2. I am only discussing starch, not carbohydrates in general. I sould correct myself; chilling and freezing of starch results in generation of RS3 (not RS4) through retrogradation. We can't really eat starch (trying eating a raw potato). Cooking breaks down the starch crystal into a viscous form (starch is of course amylose, amylopectin). That allows our amylase and maltase to start breaking it down to glucose. As the food cools, the crystalline structure tries to realign (ie. cold rice sitting out on the top is not the same as that fluffy fresh booked stuff, its changed). Chilling and freezing come into it because amylose crystallizes more quickly than amylopectin. In the cystalline form, the the bonds these enzymes hydrolyze are inaccessible, enzymology 101, lock-and-key hypothesis. You are indeed mislead. The bacterial fermentation can take a number of routes, depending on the bacterial biota. You're going to end up with Hexose, Pentose, Deoxy-hexose. Via the Pentose Phosphate pathway, these end up as Pyruvate, and thence of course Acetyle-CoA. There are a few different routes bacteria then ferment this to acetate, butyrate and propionate. Other bacteria can also take the Deoxy-hexose, to 1,2-Propanediol and then to Propionate. This is a significant process in nutritional science.

3. As I said, media reports and Tiktok highlighting this are referencing the Oxford-Brookes report. But there is other information in the literature. The 2008 paper is well cited (in 80 papers it seems). I suspect the work came out of observations that the quality of doughs changed when frozen.
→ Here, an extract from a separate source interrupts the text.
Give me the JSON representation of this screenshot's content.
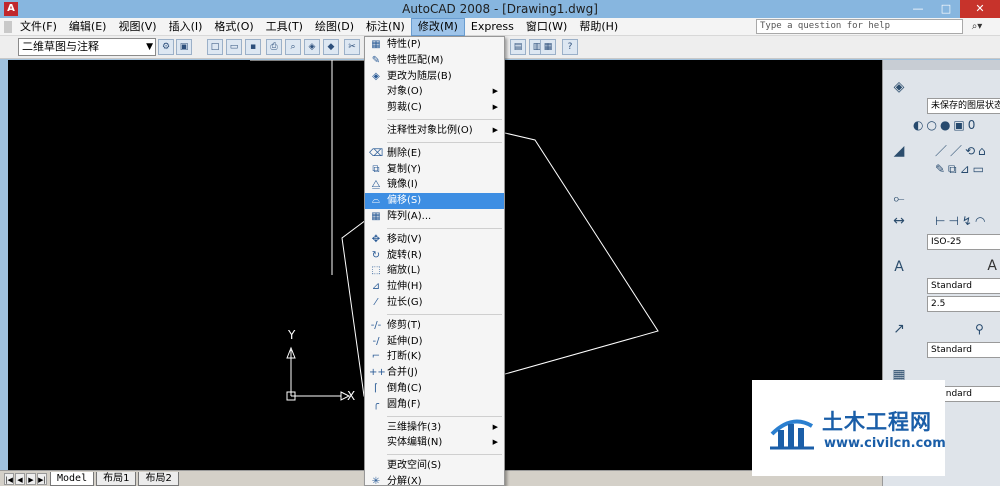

4. I have no idea why this topic was started, Not a telepath.

My PhD was in marine microbial ecology, looking at particular methylotrophic enzymatic pathways, but most of my career has been in infectious diseases (everything). What area was your PhD?
 
Can I just point out that DUK has a section promoting this and if the general opinion of members is that it's spurious, as seems to be the case, then maybe DUK should consider removing it.

Mike? @everydayupsanddowns

The concept of cooking (or freezing), cooling, and reheating causing changes in some of the starches making them harder to access has been around for a few years, and there are a few peer-reviewed papers which investigate and explain the phenomenon.
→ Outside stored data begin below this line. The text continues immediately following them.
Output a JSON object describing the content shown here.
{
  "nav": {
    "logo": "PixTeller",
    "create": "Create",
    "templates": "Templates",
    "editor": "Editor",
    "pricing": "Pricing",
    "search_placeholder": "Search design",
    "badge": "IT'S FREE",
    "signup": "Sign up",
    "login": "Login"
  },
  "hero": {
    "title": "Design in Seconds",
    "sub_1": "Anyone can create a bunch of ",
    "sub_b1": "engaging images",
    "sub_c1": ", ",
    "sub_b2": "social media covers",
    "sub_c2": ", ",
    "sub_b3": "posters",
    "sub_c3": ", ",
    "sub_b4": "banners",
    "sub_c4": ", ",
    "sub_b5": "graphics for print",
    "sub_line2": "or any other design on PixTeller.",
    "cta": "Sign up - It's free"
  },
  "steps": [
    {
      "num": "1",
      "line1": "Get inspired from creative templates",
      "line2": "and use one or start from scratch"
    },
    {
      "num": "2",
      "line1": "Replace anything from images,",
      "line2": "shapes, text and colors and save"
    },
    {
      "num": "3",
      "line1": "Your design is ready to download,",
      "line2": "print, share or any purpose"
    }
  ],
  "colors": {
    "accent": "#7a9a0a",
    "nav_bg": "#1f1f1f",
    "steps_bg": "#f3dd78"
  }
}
But I think it’s certainly going to be another YDMV thing - this is diabetes after all!

My gut feeling is that I get slightly fewer problems these days with bread than I used to. Mostly my estimates and dose timings work, where I used to get occasional big spikes despite “doing everything right”. Coincidentally, during lockdown we started keeping spare bread in the freezer (in case we became confined to barracks), and I’ve continued to do that - so now all bread I eat has been frozen and defrosted.
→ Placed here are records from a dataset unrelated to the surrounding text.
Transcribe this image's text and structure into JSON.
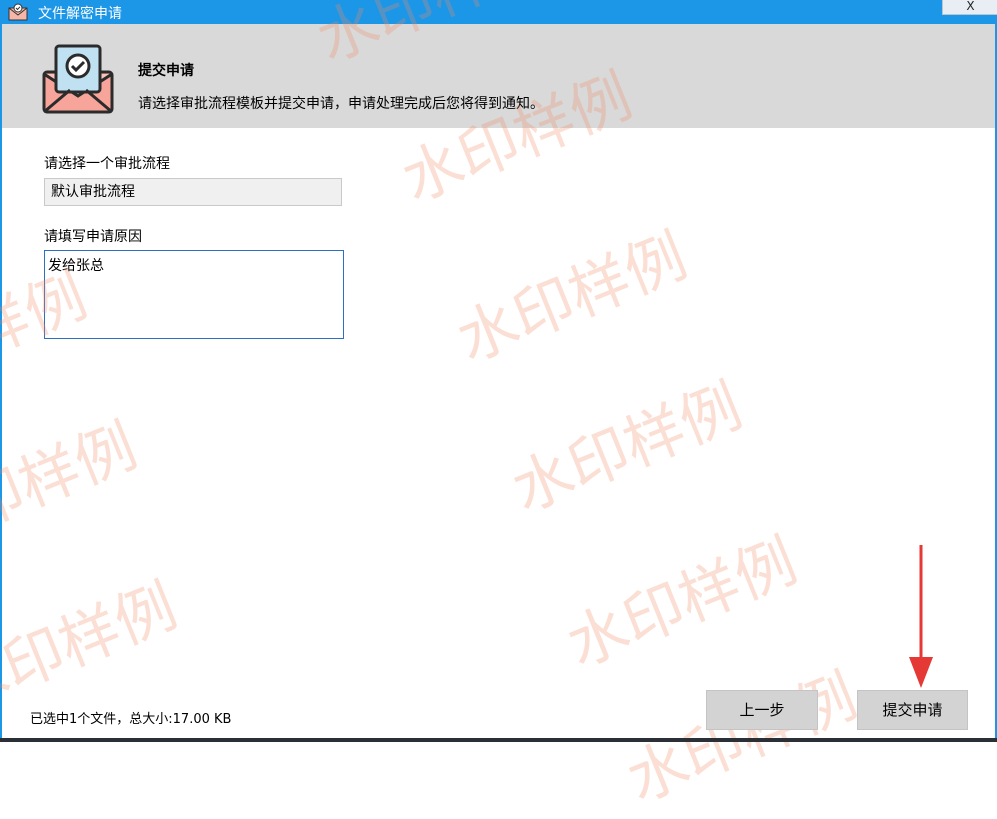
{
  "window": {
    "title": "文件解密申请",
    "close_label": "X"
  },
  "header": {
    "title": "提交申请",
    "description": "请选择审批流程模板并提交申请，申请处理完成后您将得到通知。"
  },
  "form": {
    "workflow_label": "请选择一个审批流程",
    "workflow_value": "默认审批流程",
    "reason_label": "请填写申请原因",
    "reason_value": "发给张总"
  },
  "footer": {
    "status": "已选中1个文件，总大小:17.00 KB",
    "prev_button": "上一步",
    "submit_button": "提交申请"
  },
  "watermark": {
    "text": "水印样例"
  },
  "colors": {
    "titlebar": "#1c96e7",
    "header_bg": "#d9d9d9",
    "button_bg": "#d3d3d3",
    "arrow": "#e53935"
  }
}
So for me there is an apparent association between frozen/defrosted bread and reduced variability following bread-including meals (almost 2/3 of my diet).

It’s only a modest change, and may be an illusion. But it has encourages me to keep freezing and defrosting!
 
Would be interested to continue this conversation, but only on the proviso that you're comfortable with me not having to caveat and couch my questions, walk on eggshells etc. for fear of offending you or you getting the feeling I'm calling you dishonest. This is nothing personal. I just want us all to see if we can get a better understanding of this.

No obligation, either way.
Please note from Lucyr's signature that they're autistic and take this into account when responding.
 
Could you perhaps explain to me where you see the rigour in this case?

Thanks!
I doubt that I can explain it to you. However, for me as a humble person without a PhD, the steps that Drummer outlined looked as rigorous as a Professor of Rigour winning a national 'Rigorous Research of the Year' competition.
 
Perhaps you could give it a shot. And then I'll try to explain why I disagree 😉
Unfortunately, as Phil Spector said regarding Paul McCartney's anger at him overdubbing strings onto 'The Long and Winding Road', I think you've got me "mixed up with someone who gives a ****". As Lucyr says above, "It's only a sandwich".
 
It's the cantankerousness, right? 😉

More the similarities to some of Blackadder’s infamous similes

“He’s mad. He’s madder than Mad Jack McMad, winner of last years Mr Madman competition”

“as cunning as a fox, who has just been appointed Professor of Cunning at Oxford University?”